Entscheidungsstichwort (Thema)

Sozialversicherungswahl. Gültigkeit einer Vorschlagsliste. Ermittlung der Höchstgrenze von 25% der nach § 51 Abs 6 Nr 5 und 6 SGB 4 ausgeschlossenen Unterschriften. Abstellen auf die Gesamtzahl der für die Erfüllung des Quorums entscheidenden Anzahl der Unterstützerunterschriften

 

Orientierungssatz

Bei der Gesamtzahl der Unterzeichner im Sinne von § 48 Abs 3 S 2 SGB 4 ist auf die Gesamtzahl der für die Erfüllung des Quorums in Abs 2 entscheidenden Anzahl der Unterstützerunterschriften und nicht auf die Gesamtzahl der eingereichten Unterstützerunterschriften abzustellen.

 

Nachgehend

BSG (Urteil vom 08.09.2015; Aktenzeichen B 1 KR 28/14 R)

 

Tenor

Auf die Berufung der Klägerin wird das Urteil des Sozialgerichts Dortmund vom 23.10.2012 geändert. Die 2011 in der Gruppe der Versicherten durchgeführte Wahl zum Verwaltungsrat der Beklagten wird für ungültig erklärt. Die Wahl muss wiederholt werden.

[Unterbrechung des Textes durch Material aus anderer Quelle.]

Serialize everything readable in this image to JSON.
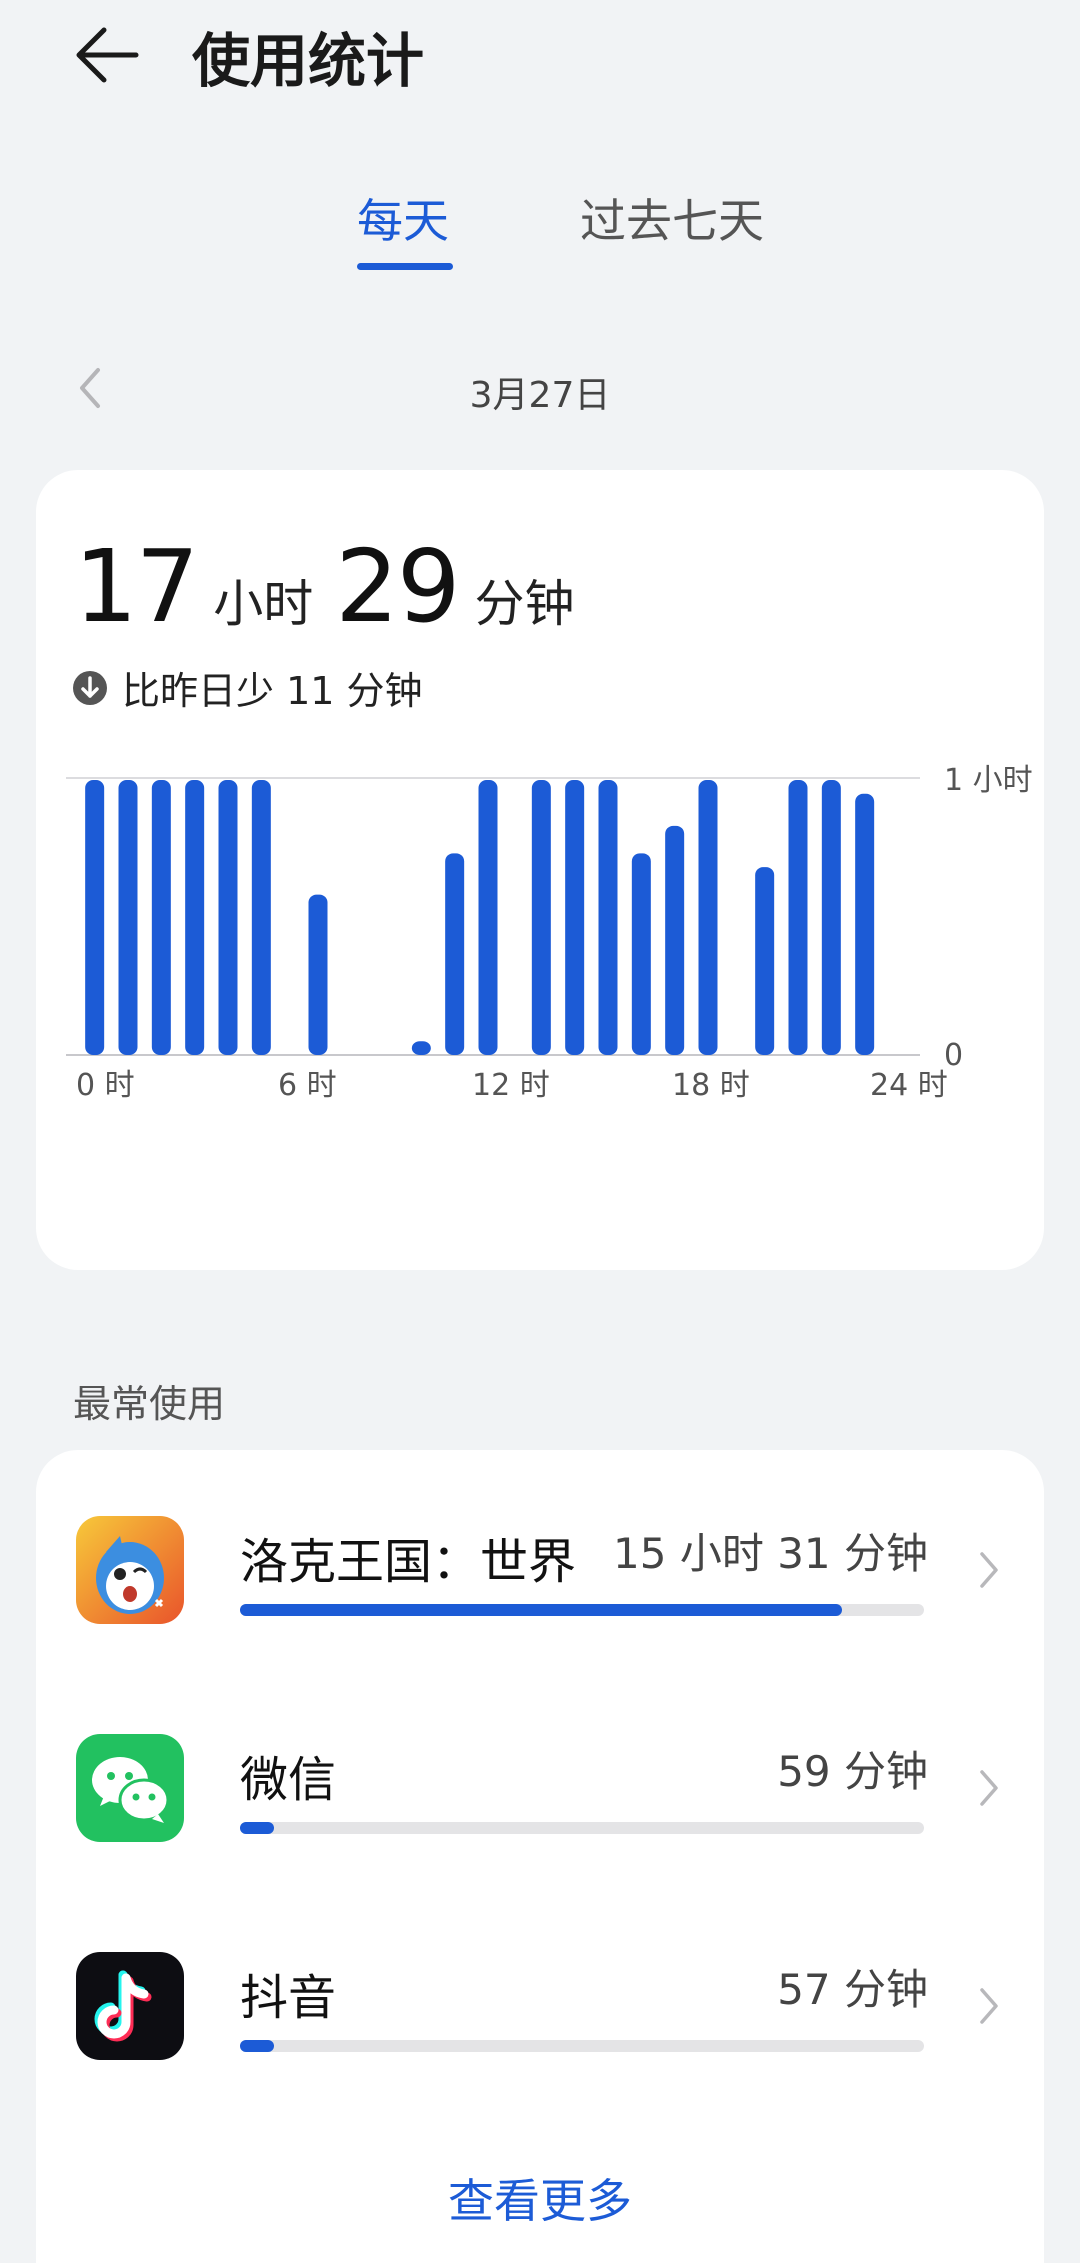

Die Beklagte trägt die Kosten des Verfahrens in beiden Rechtszügen.

Die Revision wird zugelassen.

Der Streitwert wird auf 5.000,00 Euro festgesetzt.

 

Tatbestand

Zwischen den Beteiligten ist streitig, ob der Wahlausschuss der Beklagten die Vorschlagsliste der Klägerin zur Sozialwahl 2011 zu Recht zurückgewiesen hat.

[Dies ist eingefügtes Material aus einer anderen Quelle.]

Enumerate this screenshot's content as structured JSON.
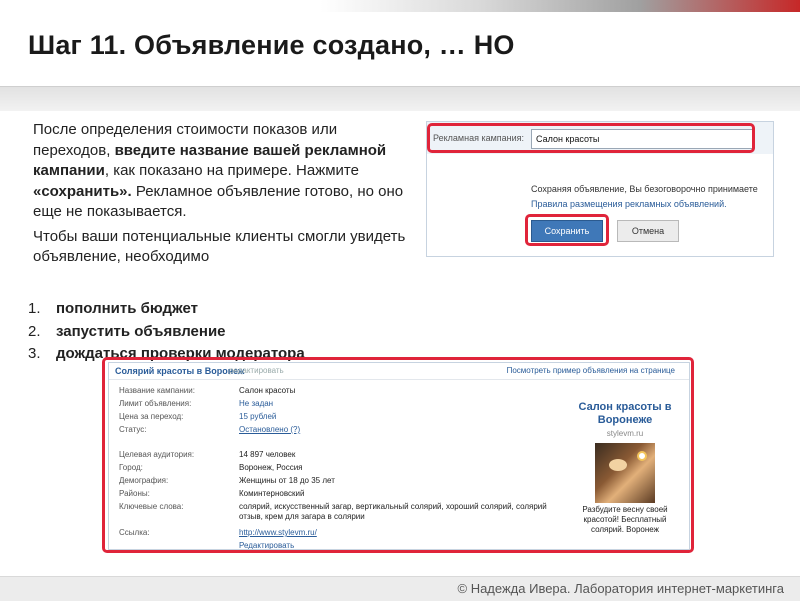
{
  "slide": {
    "title": "Шаг 11. Объявление создано, … НО",
    "para1": {
      "t1": "После определения стоимости показов или переходов, ",
      "b1": "введите название вашей рекламной кампании",
      "t2": ", как показано на примере. Нажмите ",
      "b2": "«сохранить».",
      "t3": " Рекламное объявление готово, но оно еще не показывается."
    },
    "para2": "Чтобы ваши потенциальные клиенты смогли увидеть объявление, необходимо",
    "steps": [
      {
        "num": "1.",
        "text": "пополнить бюджет"
      },
      {
        "num": "2.",
        "text": "запустить объявление"
      },
      {
        "num": "3.",
        "text": "дождаться проверки модератора"
      }
    ],
    "footer": "© Надежда Ивера. Лаборатория интернет-маркетинга"
  },
  "campaign_form": {
    "label": "Рекламная кампания:",
    "value": "Салон красоты",
    "agree_text": "Сохраняя объявление, Вы безоговорочно принимаете",
    "rules_link": "Правила размещения рекламных объявлений.",
    "save_label": "Сохранить",
    "cancel_label": "Отмена"
  },
  "ad_summary": {
    "title": "Солярий красоты в Воронеж",
    "edit_label": "редактировать",
    "preview_link": "Посмотреть пример объявления на странице",
    "rows": [
      {
        "k": "Название кампании:",
        "v": "Салон красоты",
        "style": ""
      },
      {
        "k": "Лимит объявления:",
        "v": "Не задан",
        "style": "link"
      },
      {
        "k": "Цена за переход:",
        "v": "15 рублей",
        "style": "link"
      },
      {
        "k": "Статус:",
        "v": "Остановлено (?)",
        "style": "linkul"
      },
      {
        "k": "Целевая аудитория:",
        "v": "14 897 человек",
        "style": ""
      },
      {
        "k": "Город:",
        "v": "Воронеж, Россия",
        "style": ""
      },
      {
        "k": "Демография:",
        "v": "Женщины от 18 до 35 лет",
        "style": ""
      },
      {
        "k": "Районы:",
        "v": "Коминтерновский",
        "style": ""
      },
      {
        "k": "Ключевые слова:",
        "v": "солярий, искусственный загар, вертикальный солярий, хороший солярий, солярий отзыв, крем для загара в солярии",
        "style": ""
      },
      {
        "k": "Ссылка:",
        "v": "http://www.stylevm.ru/",
        "style": "linkul"
      },
      {
        "k": "",
        "v": "Редактировать",
        "style": "linkul"
      }
    ],
    "ad_preview": {
      "title": "Салон красоты в Воронеже",
      "site": "stylevm.ru",
      "text": "Разбудите весну своей красотой! Бесплатный солярий. Воронеж"
    }
  },
  "colors": {
    "accent_red": "#e0243a",
    "button_blue": "#3f78b8",
    "link_blue": "#2a5c99"
  }
}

Die Klägerin ist eine Fachgewerkschaft, in der Beschäftigte und frühere Beschäftigte aller Träger der sozialen Sicherung und ihrer Verbände sowie von Einrichtungen, die mit diesen organisatorisch oder finanziell verbunden sind, gewerkschaftlich organisiert sind (§ 1 Abs. 2 der Satzung der Klägerin). Nach § 1 Abs. 3 ihrer Satzung ist sie Mitglied des dbb beamtenbund und tarifunion.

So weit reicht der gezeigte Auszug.